Alguém bateu na porta, e, ao abri-la, ele viu o mago.
“Perdi meu cão”, anunciou ele.
“Perdeu mesmo?”, respondeu o soprador de vidro, amarrando o nó na corda.
“Sim; alguém o roubou.”
“Que pena”, declarou o soprador, indiferente.
“Você precisa fazer outro para mim”, disse o mago.
“Mas não posso; joguei fora minhas ferramentas.”
“Então, o que farei?”, perguntou o mago.
“Não sei, a menos que ofereça uma recompensa pelo cão.”
“Mas não tenho dinheiro”, disse o mago.
“Ofereça alguns de seus compostos, então”, sugeriu o soprador de vidro, que estava fazendo a laçada para passar em volta de seu pescoço.
“A única coisa que posso oferecer”, respondeu o mago, pensativo, “é um Pó de Beleza.”
“O quê?”, gritou o soprador de vidro, jogando a corda no chão, “Você realmente tem isso?”
“Sim, de fato. Quem tomar o pó se tornará a pessoa mais bonita do mundo.”
“Se você oferecer isso como recompensa”, disse o soprador, ansioso, “vou tentar encontrar o cão para você, pois acima de tudo desejo ser bonito.”
“Mas devo avisar que a beleza será apenas superficial”, disse o mago.
“Tudo bem”, respondeu o feliz soprador de vidro; “quando eu perder minha pele, não vou me importar em ser bonito.”
“Então me diga onde encontrar meu cão e você terá o pó”, prometeu o mago.

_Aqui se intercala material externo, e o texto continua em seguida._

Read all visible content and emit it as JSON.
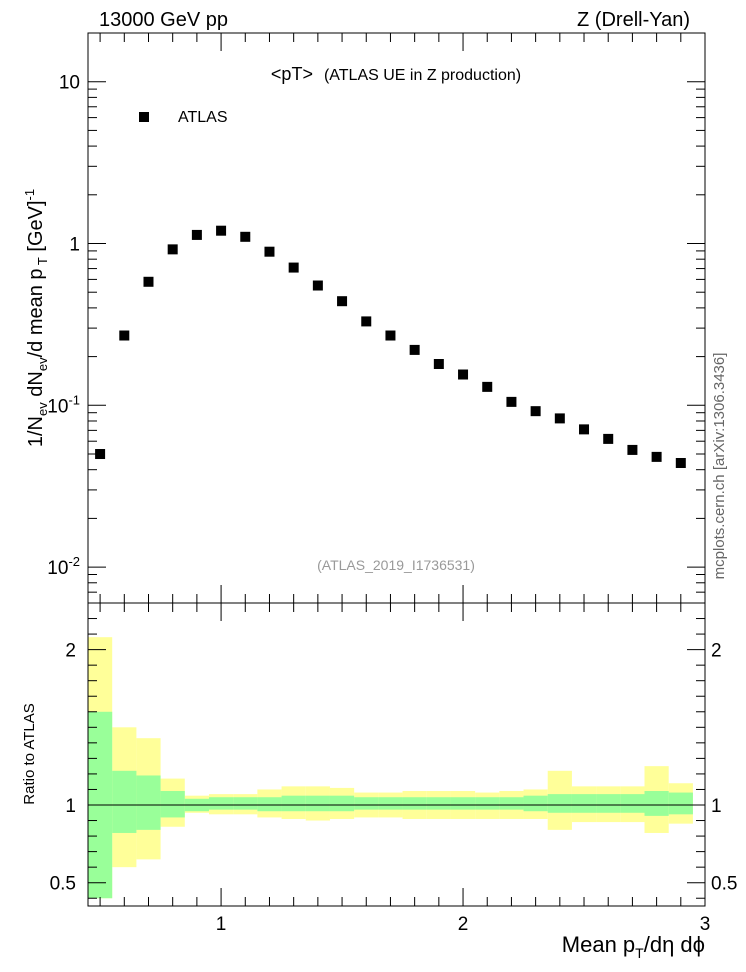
{
  "header": {
    "left": "13000 GeV pp",
    "right": "Z (Drell-Yan)"
  },
  "chart_data": [
    {
      "type": "scatter",
      "title": "<pT>",
      "subtitle": "(ATLAS UE in Z production)",
      "analysis_tag": "(ATLAS_2019_I1736531)",
      "ylabel": "1/N_ev dN_ev/d mean p_T [GeV]^-1",
      "yscale": "log",
      "ylim": [
        0.006,
        20
      ],
      "xlim": [
        0.45,
        3.0
      ],
      "legend": {
        "placement": "top-left",
        "marker": "square",
        "label": "ATLAS"
      },
      "series": [
        {
          "name": "ATLAS",
          "color": "#000000",
          "x": [
            0.5,
            0.6,
            0.7,
            0.8,
            0.9,
            1.0,
            1.1,
            1.2,
            1.3,
            1.4,
            1.5,
            1.6,
            1.7,
            1.8,
            1.9,
            2.0,
            2.1,
            2.2,
            2.3,
            2.4,
            2.5,
            2.6,
            2.7,
            2.8,
            2.9
          ],
          "y": [
            0.05,
            0.27,
            0.58,
            0.92,
            1.13,
            1.2,
            1.1,
            0.89,
            0.71,
            0.55,
            0.44,
            0.33,
            0.27,
            0.22,
            0.18,
            0.155,
            0.13,
            0.105,
            0.092,
            0.083,
            0.071,
            0.062,
            0.053,
            0.048,
            0.044
          ]
        }
      ],
      "y_ticks": [
        "10^-2",
        "10^-1",
        "1",
        "10"
      ],
      "side_label": "mcplots.cern.ch [arXiv:1306.3436]"
    },
    {
      "type": "area",
      "ylabel": "Ratio to ATLAS",
      "xlabel": "Mean p_T/dη dφ",
      "ylim": [
        0.35,
        2.3
      ],
      "xlim": [
        0.45,
        3.0
      ],
      "reference_line": 1.0,
      "y_ticks": [
        "0.5",
        "1",
        "2"
      ],
      "x_ticks": [
        "1",
        "2",
        "3"
      ],
      "bins": {
        "edges": [
          0.45,
          0.55,
          0.65,
          0.75,
          0.85,
          0.95,
          1.05,
          1.15,
          1.25,
          1.35,
          1.45,
          1.55,
          1.65,
          1.75,
          1.85,
          1.95,
          2.05,
          2.15,
          2.25,
          2.35,
          2.45,
          2.55,
          2.65,
          2.75,
          2.85,
          2.95
        ],
        "stat_band": {
          "name": "stat",
          "color": "#99ff99",
          "low": [
            0.4,
            0.82,
            0.84,
            0.92,
            0.96,
            0.97,
            0.97,
            0.96,
            0.96,
            0.96,
            0.96,
            0.97,
            0.97,
            0.97,
            0.97,
            0.97,
            0.97,
            0.97,
            0.96,
            0.95,
            0.95,
            0.95,
            0.95,
            0.93,
            0.94
          ],
          "high": [
            1.6,
            1.22,
            1.19,
            1.09,
            1.04,
            1.05,
            1.05,
            1.05,
            1.06,
            1.06,
            1.06,
            1.05,
            1.05,
            1.05,
            1.05,
            1.05,
            1.05,
            1.05,
            1.06,
            1.07,
            1.07,
            1.07,
            1.07,
            1.09,
            1.08
          ]
        },
        "syst_band": {
          "name": "stat+syst",
          "color": "#ffff99",
          "low": [
            0.4,
            0.6,
            0.65,
            0.86,
            0.95,
            0.94,
            0.94,
            0.92,
            0.91,
            0.9,
            0.91,
            0.92,
            0.92,
            0.91,
            0.91,
            0.91,
            0.91,
            0.91,
            0.91,
            0.84,
            0.89,
            0.89,
            0.89,
            0.82,
            0.88
          ],
          "high": [
            2.08,
            1.5,
            1.43,
            1.17,
            1.06,
            1.07,
            1.07,
            1.1,
            1.12,
            1.12,
            1.11,
            1.08,
            1.08,
            1.09,
            1.09,
            1.09,
            1.08,
            1.09,
            1.1,
            1.22,
            1.12,
            1.12,
            1.12,
            1.25,
            1.14
          ]
        }
      }
    }
  ]
}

Assim, o soprador saiu e fingiu procurar, e, algum tempo depois, voltou dizendo:
“Descobri onde está o cão. Você o encontrará na mansão da Srta. Mydas.”
O mago foi imediatamente verificar se isso era verdade, e, com certeza, o cão de vidro correu e começou a latir para ele. Então o mago abriu as mãos e recitou um feitiço mágico que fez o cão adormecer imediatamente, e em seguida o pegou e o levou de volta para seu quarto no topo do prédio.
Depois, ele entregou o Pó de Beleza ao soprador de vidro como recompensa, e o homem engoliu-o imediatamente, tornando-se o homem mais bonito do mundo.
Da próxima vez que visitou a Srta. Mydas, não havia cão para latir para ele, e quando a jovem o viu, se apaixonou imediatamente por sua beleza.
“Se ao menos você fosse um conde ou um príncipe”, ela suspirou, “eu me casaria com você sem hesitar.”
“Mas eu sou um príncipe”, ele respondeu; “o Príncipe dos Sopradores de Vidro.”
“Ah!”, disse ela. “Então, se você aceitar uma mesada de quatro dólares por semana, mandarei gravar os convites de casamento.”
O homem hesitou, mas ao pensar na corda pendurada em sua cama, aceitou os termos.
Então, eles se casaram, e a noiva ficou muito ciumenta da beleza do marido e fez da vida dele um inferno. Assim, ele conseguiu se endividar e também a torná-la infeliz por sua vez.